In questo momento tutti parlano dell’articolo 62 per le ripercussioni che si verificheranno nella gestione finanziaria delle imprese coinvolte ma la vera rivoluzione potrebbe essere un’altra.
Nel primo comma dell’articolo si legge infatti che:
I contratti devono essere informati (improntati ? ndr) a principi di trasparenza, correttezza, proporzionalità e reciproca corrispettività delle prestazioni… Inoltre nel decreto attuativo (all’esame del consiglio di stato) si fa esplicito riferimento al rispetto del documento “high level forum for a better functioning of the food supply chain” del novembre 2011 che probabilmente pochi hanno letto e quasi nessuno applica.
La trasparenza
Bella parola di cui da anni ci riempiamo la bocca quando parliamo di “modelli negoziali a cui tendere”: ma è veramente raggiungibile?
Significa che il distributore potrà conoscere, se lo richiede, il reale “costo industriale” delle merci acquistate? Oppure il reale investimento del fornitore in advertising? Potendo quindi valutare una “equa” ripartizione della catena del valore? Oppure “trasparenza” significa che al distributore che lo dovesse richiedere dovranno essere mostrate le condizioni applicate ai suoi competitor? Oppure al produttore che lo dovesse richiedere il distributore dovrà dire cosa ha pagato di “listing” il suo concorrente diretto o quanto ha pagato una promozione o un’esposizione preferenziale, etc..?
A mio giudizio sarà molto difficile.
La correttezza
Sempre più difficile !
Definire cosa è corretto e cosa è scorretto in un contratto è impresa ardua in quanto il giudizio è assolutamente soggettivo.
E’ corretto chiedere denaro in cambio dell’ingresso negli assortimenti di un distributore di una o più referenze? Per il distributore certamente SI, in quanto sostiene un “onere straordinario” considerevole (codifica, nuovi posti pallet, rifacimento del display, ecc…) per il quale è “giusto” chiedere un contributo al fornitore.
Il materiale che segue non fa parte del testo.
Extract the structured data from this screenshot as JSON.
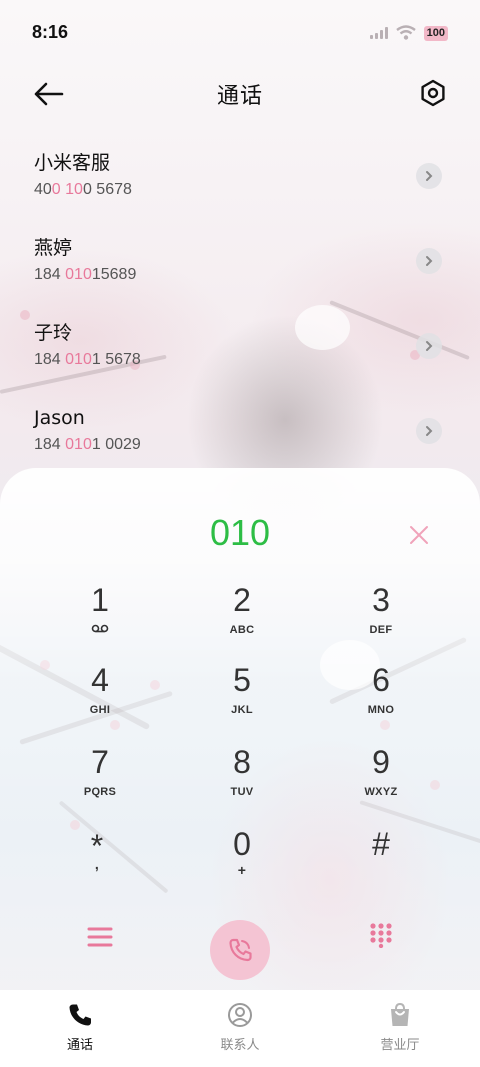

Per il produttore certamente NO, in quanto gli oneri di cui sopra fanno parte delle attività “caratteristiche” proprie di chi distribuisce; quindi quasi assimilabile ad una “tangente”.
E’ corretto inserire in contratto un premio fine anno calcolato sulla fornitura di prodotti di altissima rotazione (indispensabili) ottenibile solo se il distributore tiene in assortimento altri prodotti a bassissima rotazione (praticamente inutili) ? Le “scorrettezze” da ambo le parti che ogni giorno vengono compiute sui tavoli della negoziazione sono moltissime: un certo miglioramento si potrebbe ottenere inserendo nel decreto attuativo l’elenco delle “pratiche (certamente e assolutamente) scorrette” e le relative sanzioni per chi le compie … ma credo che non si farà, almeno per ora.
La proporzionalità e reciproca corrispettività delle prestazioni
Bel principio quello della “proporzionalità” e dei “vantaggi reciproci” che in pratica vuol dire “tu mi cedi delle merci ad un giusto prezzo in grado di farci guadagnare entrambi (…e magari ne gode anche il consumatore)”, ma spesso non si applica.
Un imprenditore tedesco mi ha raccontato che ha recentemente partecipato ad una “gara” per fornire ad un importante gruppo italiano una gamma di prodotti a base di carne suina; dopo la comunicazione dell’Insegna che i suoi prodotti erano stati giudicati i migliori da un’apposita commissione per rapporto qualità prezzo pensava di aver vinto.
Dopo poche settimane però si è visto richiedere un “listing una tantum” pari a quasi due anni di fornitura. Ovviamente ha cercato di mitigare la richiesta, senza successo; ha quindi perso la gara a favore di un suo competitor.
In Germania, a detta sua, questo non succede. Non so se sia vero. Preferirei però che nel mio paese questi fatti non accadessero.
Nei prossimi editoriali proseguiremo con i commenti agli altri comma dell’Art. 62.